Monday, Apr. 26, 1943

Attack!

Treasury Secretary Morgenthau and his staff sprang the greatest assault in history on the U.S. pocketbook. The objective: $13 billion in War Bonds in three weeks.

The attack got off to a good start. In the opening days the huge subscriptions rolled in: from insurance companies (Prudential Life, $400 million), savings banks (Manhattan's Bowery Savings Bank, $60 million) and states (Illinois, $15 million).

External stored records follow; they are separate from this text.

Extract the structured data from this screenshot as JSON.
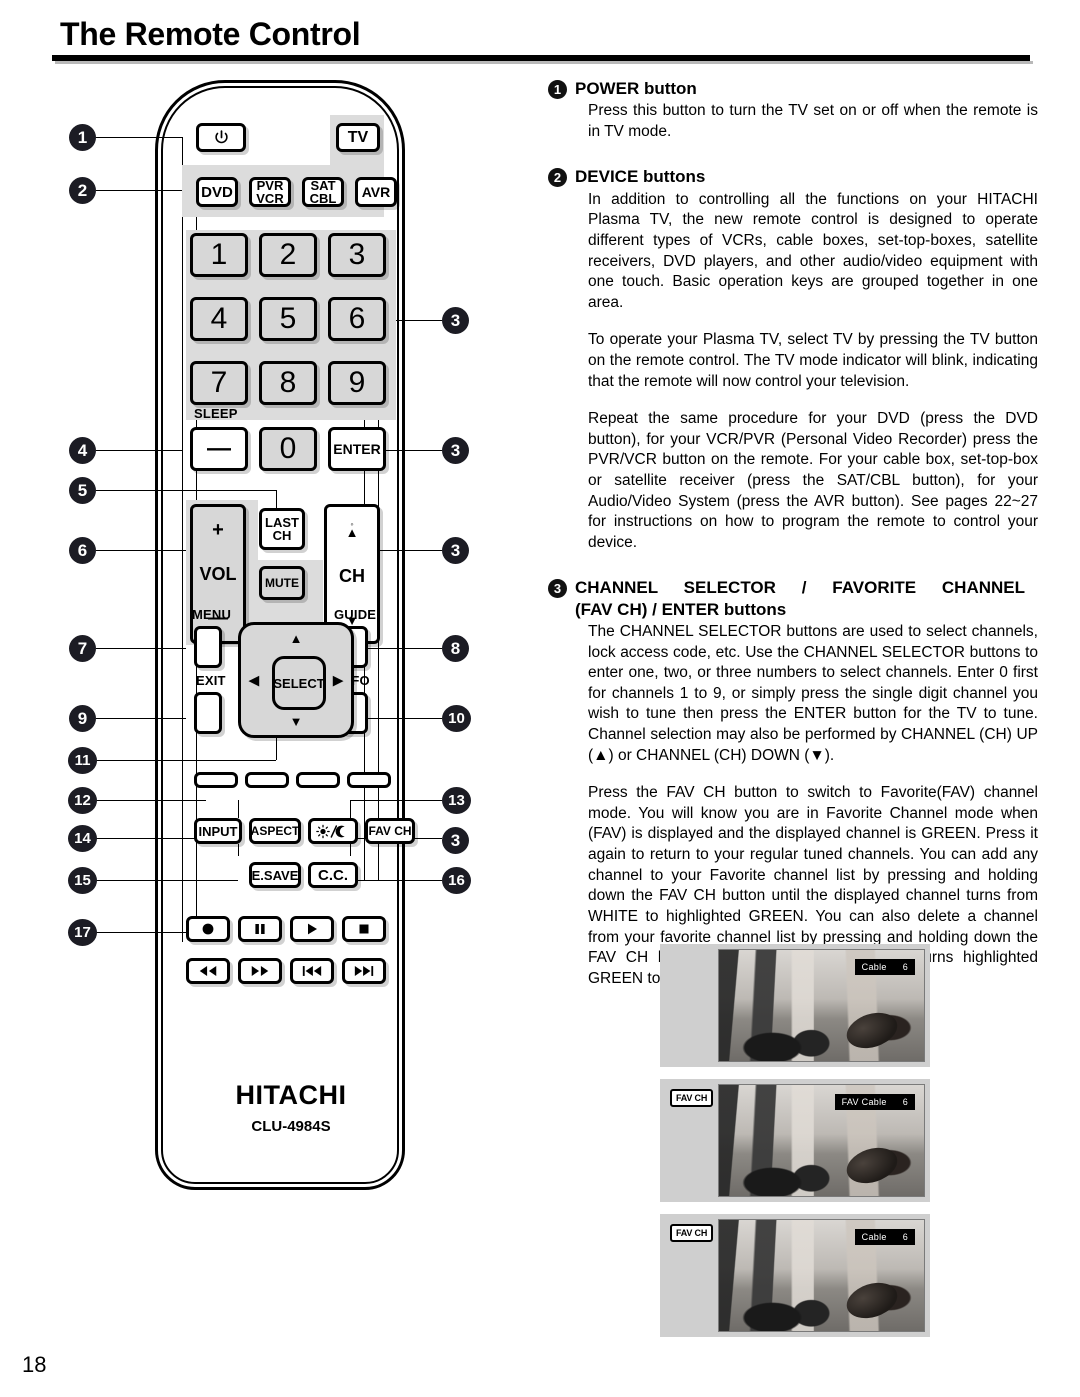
{
  "page": {
    "title": "The Remote Control",
    "number": "18"
  },
  "remote": {
    "brand": "HITACHI",
    "model": "CLU-4984S",
    "keys": {
      "power": "power-icon",
      "tv": "TV",
      "dvd": "DVD",
      "pvr_vcr_line1": "PVR",
      "pvr_vcr_line2": "VCR",
      "sat_cbl_line1": "SAT",
      "sat_cbl_line2": "CBL",
      "avr": "AVR",
      "digits": [
        "1",
        "2",
        "3",
        "4",
        "5",
        "6",
        "7",
        "8",
        "9"
      ],
      "zero": "0",
      "sleep_label": "SLEEP",
      "sleep_dash": "—",
      "enter": "ENTER",
      "vol_plus": "+",
      "vol_label": "VOL",
      "vol_minus": "—",
      "last_ch_line1": "LAST",
      "last_ch_line2": "CH",
      "mute": "MUTE",
      "ch_up": "▲",
      "ch_label": "CH",
      "ch_down": "▼",
      "menu": "MENU",
      "guide": "GUIDE",
      "exit": "EXIT",
      "info": "INFO",
      "select": "SELECT",
      "nav_up": "▲",
      "nav_down": "▼",
      "nav_left": "◀",
      "nav_right": "▶",
      "input": "INPUT",
      "aspect": "ASPECT",
      "daynight": "day-night-icon",
      "fav_ch": "FAV CH",
      "e_save": "E.SAVE",
      "cc": "C.C.",
      "record": "record-icon",
      "pause": "pause-icon",
      "play": "play-icon",
      "stop": "stop-icon",
      "rewind": "rewind-icon",
      "fast_forward": "fast-forward-icon",
      "previous": "previous-track-icon",
      "next": "next-track-icon"
    },
    "callouts_left": [
      "1",
      "2",
      "4",
      "5",
      "6",
      "7",
      "9",
      "11",
      "12",
      "14",
      "15",
      "17"
    ],
    "callouts_right": [
      "3",
      "3",
      "3",
      "8",
      "10",
      "13",
      "3",
      "16"
    ]
  },
  "sections": [
    {
      "num": "❶",
      "title": "POWER button",
      "paragraphs": [
        "Press this button to turn the TV set on or off when the remote is in TV mode."
      ]
    },
    {
      "num": "❷",
      "title": "DEVICE buttons",
      "paragraphs": [
        "In addition to controlling all the functions on your HITACHI Plasma TV, the new remote control is designed to operate different types of VCRs, cable boxes, set-top-boxes, satellite receivers, DVD players, and other audio/video equipment with one touch. Basic operation keys are grouped together in one area.",
        "To operate your Plasma TV, select TV by pressing the TV button on the remote control. The TV mode indicator will blink, indicating that the remote will now control your television.",
        "Repeat the same procedure for your DVD (press the DVD button), for your VCR/PVR (Personal Video Recorder) press the PVR/VCR button on the remote. For your cable box, set-top-box or satellite receiver (press the SAT/CBL button), for your Audio/Video System (press the AVR button). See pages 22~27 for instructions on how to program the remote to control your device."
      ]
    },
    {
      "num": "❸",
      "title_line1": "CHANNEL   SELECTOR   /   FAVORITE   CHANNEL",
      "title_line2": "(FAV CH) / ENTER buttons",
      "paragraphs": [
        "The CHANNEL SELECTOR buttons are used to select channels, lock access code, etc. Use the CHANNEL SELECTOR buttons to enter one, two, or three numbers to select channels. Enter 0 first for channels 1 to 9, or simply press the single digit channel you wish to tune then press the ENTER button for the TV to tune. Channel selection may also be performed by CHANNEL (CH) UP (▲) or CHANNEL (CH) DOWN (▼).",
        "Press the FAV CH button to switch to Favorite(FAV) channel mode. You will know you are in Favorite Channel mode when (FAV) is displayed and the displayed channel is GREEN. Press it again to return to your regular tuned channels. You can add any channel to your Favorite channel list by pressing and holding down the FAV CH button until the displayed channel turns from WHITE to highlighted GREEN. You can also delete a channel from your favorite channel list by pressing and holding down the FAV CH button until the displayed channel turns highlighted GREEN to WHITE."
      ]
    }
  ],
  "tv_shots": [
    {
      "tag": "",
      "osd_label": "Cable",
      "osd_channel": "6"
    },
    {
      "tag": "FAV CH",
      "osd_label": "FAV Cable",
      "osd_channel": "6"
    },
    {
      "tag": "FAV CH",
      "osd_label": "Cable",
      "osd_channel": "6"
    }
  ]
}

> From Cleveland came word of the big gest individual bond buyer of World War II: a ruddy, superquiet stock speculator named Harry William Hosford, who had cleaned up in both the bull market of the early '20s and the bear market of the early '30s. Once a cabin boy on Great Lakes steamers, Harry Hosford now unostentatiously bought in one whack $21,-000,000 worth of bonds. (Later he disclosed he had bought $11,000,000 in bonds last fall.) Cleveland newspapers had never before printed Harry Hosford's picture, had not mentioned his name in 10 years.

> In Manhattan, ruddy, quiet, cigar-smoking Julius Klorfein, who had already bought $2,735,000 in bonds, including $1,000,000 worth for Jack Benny's old violin (TIME, March 8), bought at auction the autographed galley proofs of Wendell Willkie's new book, One World, for $100,000. A Detroit policeman, making house-to-house calls, came away from one home with a $100,000 subscription. The home owner: Speedboat Manufacturer Gar Wood.

> In Hartford, insurance companies subscribed $200,000,000 for 150 tickets to Information, Please. Plain citizens brought in an additional $2,300,000.

> In Miami, at a street auction, the scarf of a sailor rescued after an Atlantic torpedoing brought $2,000. At a Chicago auction, a bag of dog food brought $5,000.